For the new Golden restaurant, Hoang partnered with chef Thai Changthong, one of Thai Kun’s original founders and the restaurant’s chef in Austin. Hoang worked with Qui on the planned Avanti opening before it fell through, but Hoang said Qui is not involved with the Golden location of Thai Kun, despite owning the concept in Austin. Changthong did not respond to multiple interview requests.

“Thai Kun Tributary formed under a new partnership group to help grow chef Thai Changthong’s vision for authentic Thai street food,” Hoang said. “I can only speak for what we are doing at Tributary, and I can (say) Paul is not involved with the management group for the Thai Kun in Tributary project.”

Thai Kun’s webpage describes its business as a “spinoff” of East Side King that was “conceptualized by” Moto Utsunomiya, Changthong and Qui.

Qui lists Thai Kun on his Instagram page alongside his other restaurants, including two shuttered Tacqui and Aqui concepts.

Even after the failed attempt to open East Side King at Avanti, Qui’s team said they still planned to bring their concept to Denver.

“Throughout the process, chef Paul and the team have been forthcoming, collaborative and working in good faith towards a common goal,” Qui’s team said in a statement in March. “We still believe Denver is a wonderful community that is diverse (and) open minded and plan on bringing the concept to the city. The support we have received is greatly appreciated and (we) look forward to being here in the near future.”

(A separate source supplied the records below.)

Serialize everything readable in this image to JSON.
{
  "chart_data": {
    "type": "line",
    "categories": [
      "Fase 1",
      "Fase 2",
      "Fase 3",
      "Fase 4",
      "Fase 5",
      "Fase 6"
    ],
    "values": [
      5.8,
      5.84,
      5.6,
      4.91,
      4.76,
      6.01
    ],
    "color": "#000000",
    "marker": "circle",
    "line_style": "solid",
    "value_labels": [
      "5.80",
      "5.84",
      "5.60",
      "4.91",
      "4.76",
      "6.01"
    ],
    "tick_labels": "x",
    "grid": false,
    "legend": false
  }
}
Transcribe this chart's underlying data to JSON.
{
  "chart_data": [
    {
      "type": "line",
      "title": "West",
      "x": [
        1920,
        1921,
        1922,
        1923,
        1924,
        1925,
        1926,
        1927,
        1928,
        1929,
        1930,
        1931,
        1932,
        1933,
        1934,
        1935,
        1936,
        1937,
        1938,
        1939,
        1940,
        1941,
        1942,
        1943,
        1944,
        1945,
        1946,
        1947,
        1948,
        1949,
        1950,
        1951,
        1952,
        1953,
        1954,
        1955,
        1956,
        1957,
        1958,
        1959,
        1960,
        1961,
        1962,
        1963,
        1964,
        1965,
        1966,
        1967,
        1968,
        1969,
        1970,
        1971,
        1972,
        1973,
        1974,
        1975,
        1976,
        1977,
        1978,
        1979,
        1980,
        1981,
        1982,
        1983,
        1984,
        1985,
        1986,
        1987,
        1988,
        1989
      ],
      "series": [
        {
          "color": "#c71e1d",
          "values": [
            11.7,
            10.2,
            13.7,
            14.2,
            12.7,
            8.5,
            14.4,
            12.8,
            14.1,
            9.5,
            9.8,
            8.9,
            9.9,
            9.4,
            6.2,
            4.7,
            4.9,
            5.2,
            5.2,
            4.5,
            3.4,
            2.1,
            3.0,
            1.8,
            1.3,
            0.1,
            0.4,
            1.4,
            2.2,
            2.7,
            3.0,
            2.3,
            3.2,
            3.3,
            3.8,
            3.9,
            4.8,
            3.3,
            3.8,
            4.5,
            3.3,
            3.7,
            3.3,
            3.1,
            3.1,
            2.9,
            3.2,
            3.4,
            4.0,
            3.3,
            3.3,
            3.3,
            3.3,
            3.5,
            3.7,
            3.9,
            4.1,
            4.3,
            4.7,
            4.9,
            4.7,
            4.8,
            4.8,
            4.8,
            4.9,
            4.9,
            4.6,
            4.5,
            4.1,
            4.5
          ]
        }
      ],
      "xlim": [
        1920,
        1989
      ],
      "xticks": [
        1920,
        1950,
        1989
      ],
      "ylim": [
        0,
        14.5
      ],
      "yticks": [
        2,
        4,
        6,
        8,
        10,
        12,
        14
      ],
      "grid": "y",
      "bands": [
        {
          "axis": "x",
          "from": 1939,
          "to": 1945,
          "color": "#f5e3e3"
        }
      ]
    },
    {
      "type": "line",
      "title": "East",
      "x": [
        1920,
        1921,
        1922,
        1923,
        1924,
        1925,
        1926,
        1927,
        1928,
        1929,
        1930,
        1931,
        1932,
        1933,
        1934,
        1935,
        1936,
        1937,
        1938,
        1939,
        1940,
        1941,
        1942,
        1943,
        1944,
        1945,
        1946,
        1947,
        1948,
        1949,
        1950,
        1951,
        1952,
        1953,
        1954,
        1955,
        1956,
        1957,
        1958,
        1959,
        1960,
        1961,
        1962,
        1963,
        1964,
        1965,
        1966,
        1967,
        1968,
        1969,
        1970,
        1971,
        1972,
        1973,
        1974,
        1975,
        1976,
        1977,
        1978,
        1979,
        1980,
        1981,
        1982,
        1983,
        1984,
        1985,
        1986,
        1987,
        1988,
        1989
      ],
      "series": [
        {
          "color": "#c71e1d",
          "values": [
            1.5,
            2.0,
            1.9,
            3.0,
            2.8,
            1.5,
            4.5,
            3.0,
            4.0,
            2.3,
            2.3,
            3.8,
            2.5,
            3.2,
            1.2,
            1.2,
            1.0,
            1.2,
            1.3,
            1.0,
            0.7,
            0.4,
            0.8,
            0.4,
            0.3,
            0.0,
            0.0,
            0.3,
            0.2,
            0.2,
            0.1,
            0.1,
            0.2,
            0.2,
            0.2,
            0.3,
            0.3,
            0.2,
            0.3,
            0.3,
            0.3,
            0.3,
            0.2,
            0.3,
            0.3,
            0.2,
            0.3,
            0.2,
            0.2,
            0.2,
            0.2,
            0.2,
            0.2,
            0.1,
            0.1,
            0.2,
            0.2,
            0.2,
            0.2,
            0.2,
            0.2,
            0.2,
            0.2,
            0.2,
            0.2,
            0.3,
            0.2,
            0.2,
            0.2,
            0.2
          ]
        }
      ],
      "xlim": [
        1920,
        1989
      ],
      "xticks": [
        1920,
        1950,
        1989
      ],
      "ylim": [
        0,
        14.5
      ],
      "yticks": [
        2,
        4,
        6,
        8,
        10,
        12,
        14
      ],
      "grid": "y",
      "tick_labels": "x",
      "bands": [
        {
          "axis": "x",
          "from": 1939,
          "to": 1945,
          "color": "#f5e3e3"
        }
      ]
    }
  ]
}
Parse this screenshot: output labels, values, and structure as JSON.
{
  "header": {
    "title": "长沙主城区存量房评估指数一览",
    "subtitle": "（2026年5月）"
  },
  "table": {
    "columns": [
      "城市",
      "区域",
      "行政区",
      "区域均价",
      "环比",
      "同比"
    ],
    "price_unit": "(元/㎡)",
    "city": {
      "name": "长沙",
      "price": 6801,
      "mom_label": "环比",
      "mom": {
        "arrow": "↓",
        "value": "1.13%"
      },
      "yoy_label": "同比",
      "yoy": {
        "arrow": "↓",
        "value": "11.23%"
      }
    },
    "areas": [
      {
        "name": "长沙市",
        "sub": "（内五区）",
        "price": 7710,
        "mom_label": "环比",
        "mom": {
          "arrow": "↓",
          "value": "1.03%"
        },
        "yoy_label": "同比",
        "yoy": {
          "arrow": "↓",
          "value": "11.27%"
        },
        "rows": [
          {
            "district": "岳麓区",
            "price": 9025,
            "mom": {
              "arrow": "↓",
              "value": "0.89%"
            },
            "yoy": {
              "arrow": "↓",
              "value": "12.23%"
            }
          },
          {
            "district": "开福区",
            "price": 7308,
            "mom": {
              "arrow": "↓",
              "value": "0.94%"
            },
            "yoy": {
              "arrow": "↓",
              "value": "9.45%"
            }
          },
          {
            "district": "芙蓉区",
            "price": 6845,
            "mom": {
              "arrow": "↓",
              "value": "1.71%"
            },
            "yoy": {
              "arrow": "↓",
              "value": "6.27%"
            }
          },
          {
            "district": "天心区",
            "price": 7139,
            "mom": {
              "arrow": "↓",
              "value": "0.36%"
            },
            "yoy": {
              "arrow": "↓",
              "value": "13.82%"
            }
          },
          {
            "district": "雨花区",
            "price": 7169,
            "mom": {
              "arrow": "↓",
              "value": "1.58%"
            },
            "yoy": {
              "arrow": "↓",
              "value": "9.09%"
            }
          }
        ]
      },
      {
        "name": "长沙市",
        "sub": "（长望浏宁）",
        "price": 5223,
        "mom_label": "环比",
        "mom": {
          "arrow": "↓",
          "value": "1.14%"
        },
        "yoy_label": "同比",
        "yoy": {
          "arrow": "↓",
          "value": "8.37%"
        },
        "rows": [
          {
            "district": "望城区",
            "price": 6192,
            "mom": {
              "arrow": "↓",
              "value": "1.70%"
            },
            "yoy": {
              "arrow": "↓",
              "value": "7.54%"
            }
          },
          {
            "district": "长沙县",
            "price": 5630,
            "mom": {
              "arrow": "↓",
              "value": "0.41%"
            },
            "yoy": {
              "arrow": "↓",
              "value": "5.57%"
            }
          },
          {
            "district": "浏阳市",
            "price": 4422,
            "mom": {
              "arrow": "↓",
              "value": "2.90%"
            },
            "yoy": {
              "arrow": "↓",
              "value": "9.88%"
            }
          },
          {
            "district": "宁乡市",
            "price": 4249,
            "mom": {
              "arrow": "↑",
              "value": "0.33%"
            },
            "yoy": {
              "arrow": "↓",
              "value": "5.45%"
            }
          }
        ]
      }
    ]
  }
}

When asked about Qui’s involvement in the Thai Kun at Tributary, food hall co-owner Josh Dinar sent this statement: “Paul Qui was arrested for an abhorrent act. We do not know him personally or professionally, and we are not doing business with him. We have been assured that he is not associated with Thai Kun in Golden, directly or indirectly.”

The chef was arrested in his home state in 2016 on suspicion of assaulting his then-girlfriend and preventing her and her young son from fleeing, but the charges were dropped in 2018 after the alleged victim declined to participate in trial.

Qui has since opened and closed a number of restaurants around Texas. When he opened Kuneho in Austin in 2017, one reviewer for the Austin Chronicle asked if the chef’s new concept could “offer redemption” for himself. The wording prompted a fury of responses to the notion that opening a good restaurant might redeem charges of assault.

In the post-#metoo climate, Qui has been criticized for not making much of an effort to right his past. After laying low for a while in Texas, he announced last month that he has another restaurant coming soon to Houston. But his Instagram post about it has since been deleted.

Amy McCarthy, editor of the food news websites Eater Dallas and Houston, told The Denver Post that when Qui’s Instagram post was deleted, the Houston food hall “refused to confirm” that he was involved in the new restaurant.

“The real issue when Paul Qui did what he did … he hurt his restaurants, he hurt his business partners, he hurt everybody that was involved in those projects,” McCarthy said. “To me if (business partners) are not willing to take a real stand against that, to distance themselves as far as they can… then they’re culpable. They’re not as culpable. But if you are still working with him, why? And if you’re not, then why are you protecting him?”